One huge factor is all the polluting, gas-guzzling cars on the roads. But a growing list of countries wants to skip ahead in the race to carbon neutral. Here are those that are already legislating the zero-emissions future of their automobiles.
The Chinese government hasn’t set a date for when their plan to ban gas cars will go into effect, but Xin Guobin, the vice minister of industry and information technology, has announced a clear intention to do so. Experts anticipate that the ban will go into effect somewhere around 2030, when the world’s largest producer of automobiles had previously agreed to put a strict cap on carbon emissions.
The world’s largest democracy is also one of its most polluted countries. In an effort to curb pollution that some estimates say contributes to 1.2 million deaths per year, last summer the Indian government announced the “ambition, that by 2030, all vehicles sold in India may be electric-powered.” The country’s energy department’s plan is aspirational, dependent on the logic of the markets and tied to costs of electric cars dropping to make the plan feasible. But the post is optimistic and cites studies like one out of Berkeley Lab that predict cost-parity being reached somewhere near 2022.

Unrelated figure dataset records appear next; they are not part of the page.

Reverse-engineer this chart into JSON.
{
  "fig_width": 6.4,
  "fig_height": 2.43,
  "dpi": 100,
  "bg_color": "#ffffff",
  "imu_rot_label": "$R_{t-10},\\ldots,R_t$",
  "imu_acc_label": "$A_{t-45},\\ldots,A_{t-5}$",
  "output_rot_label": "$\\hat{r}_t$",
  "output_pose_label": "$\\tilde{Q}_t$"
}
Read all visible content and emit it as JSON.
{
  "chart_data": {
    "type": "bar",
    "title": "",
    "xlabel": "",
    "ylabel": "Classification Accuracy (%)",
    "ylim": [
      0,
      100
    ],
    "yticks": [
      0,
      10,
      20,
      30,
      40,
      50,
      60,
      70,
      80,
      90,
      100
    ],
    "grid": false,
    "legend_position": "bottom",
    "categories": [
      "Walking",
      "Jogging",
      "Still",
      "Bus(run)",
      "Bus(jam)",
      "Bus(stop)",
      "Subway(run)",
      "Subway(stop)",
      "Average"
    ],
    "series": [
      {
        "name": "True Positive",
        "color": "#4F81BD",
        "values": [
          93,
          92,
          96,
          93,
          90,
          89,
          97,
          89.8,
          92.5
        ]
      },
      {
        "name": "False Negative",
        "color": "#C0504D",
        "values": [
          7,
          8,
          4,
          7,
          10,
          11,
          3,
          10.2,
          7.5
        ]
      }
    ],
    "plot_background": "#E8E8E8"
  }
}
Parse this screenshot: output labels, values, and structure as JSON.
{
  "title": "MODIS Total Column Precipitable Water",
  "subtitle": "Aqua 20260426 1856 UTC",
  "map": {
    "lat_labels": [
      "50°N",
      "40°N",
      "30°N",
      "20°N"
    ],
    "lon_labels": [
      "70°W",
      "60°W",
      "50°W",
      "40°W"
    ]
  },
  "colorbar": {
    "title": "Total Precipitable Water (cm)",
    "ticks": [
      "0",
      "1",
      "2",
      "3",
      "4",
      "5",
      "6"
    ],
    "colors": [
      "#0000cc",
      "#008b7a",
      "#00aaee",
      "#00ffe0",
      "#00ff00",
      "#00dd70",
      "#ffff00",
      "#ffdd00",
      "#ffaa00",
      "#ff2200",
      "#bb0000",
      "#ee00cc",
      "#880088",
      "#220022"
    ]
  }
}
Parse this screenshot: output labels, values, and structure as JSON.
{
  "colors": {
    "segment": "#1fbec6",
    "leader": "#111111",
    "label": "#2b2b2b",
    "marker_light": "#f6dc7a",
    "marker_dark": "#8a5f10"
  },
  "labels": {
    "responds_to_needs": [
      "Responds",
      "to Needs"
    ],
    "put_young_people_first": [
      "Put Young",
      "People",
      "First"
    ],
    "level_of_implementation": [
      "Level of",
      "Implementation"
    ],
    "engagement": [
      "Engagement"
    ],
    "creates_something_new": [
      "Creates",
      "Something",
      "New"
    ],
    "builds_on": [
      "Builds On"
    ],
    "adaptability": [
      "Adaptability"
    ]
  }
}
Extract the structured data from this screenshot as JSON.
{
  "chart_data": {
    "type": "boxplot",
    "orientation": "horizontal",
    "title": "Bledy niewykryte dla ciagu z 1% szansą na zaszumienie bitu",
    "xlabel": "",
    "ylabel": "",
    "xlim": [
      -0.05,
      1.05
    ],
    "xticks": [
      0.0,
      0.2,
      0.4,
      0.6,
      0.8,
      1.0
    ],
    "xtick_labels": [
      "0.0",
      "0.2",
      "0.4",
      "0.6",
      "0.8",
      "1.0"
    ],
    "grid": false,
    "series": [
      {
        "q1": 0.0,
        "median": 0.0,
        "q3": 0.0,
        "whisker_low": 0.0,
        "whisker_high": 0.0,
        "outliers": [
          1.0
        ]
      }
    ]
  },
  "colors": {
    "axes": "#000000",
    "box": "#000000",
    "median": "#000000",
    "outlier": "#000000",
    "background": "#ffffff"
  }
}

France recently announced plans to end the sales of all gas-powered cars by 2040 (paywall). This would dramatically cut the remaining carbon emissions in the country, which is already getting 80% of its power from nuclear energy.
After more than 200 days of negotiating, the lengthiest coalition talks in decades, the Dutch government decreed in July that every car on the road needs to be emissions free by 2030. Though Electrek reports that a more accurate read on the announcement would be that all new cars sold after 2030 must be zero-emissions—and not that gas-powered cars will be forcibly removed from circulation—it is still a lofty goal for a country with less than 2% market share for electric vehicles.
Reuters reported this past July that, after losing a multiple legal cases urging the reduction of air pollutants, prime minister Theresa May’s government pledged to make “almost every car and van” zero-emission by 2050. With an average replacement time of around 10 years, this would necessitate that all new cars sold in the UK be electric by 2040.
Reported as a ban when the news first came out a year ago last summer, the Norwegian plan is probably more accurately described as a financial imperative to not buy gas-powered cars. Through the passage of even more generous tax incentives and subsidies, the plan is to price-out all combustion engines by 2025.
Starting as early as 1990, the Norwegian government gradually passed tax incentives and subsidies to move the country towards an emissions-free future and this is why electric cars have 20% market share in the country. It’s important to note that this plan comes from a country that is also one of the largest exporters of oil and it is planning to pull the plug on some of those subsidies.
Europe’s largest economy is getting closer to such a ban. Earlier this month, Forbes reported that the Bundesrat—which represents the 16 states of Germany at the national level—passed a resolution banning combustion engine cars by 2030. A resolution is not a law, but passing across party-lines does signal a willingness to begin to steer the iconic and powerful German auto industry towards an emission-free future.
Paris, Madrid, Mexico City, and Athens are just a few of the cities that plan on instituting bans on gas-powered cars, of one sort or another, while cities like Oslo and Copenhagen are working on plans to ban cars altogether.
With 2 million cars registered in the US state last year, California has more cars on the road than many countries. Now, in direct defiance of a federal administration that’s questioned the validity of climate science, Bloomberg reports that California’s governor, Jerry Brown, has signaled an intention to move towards a similar ban.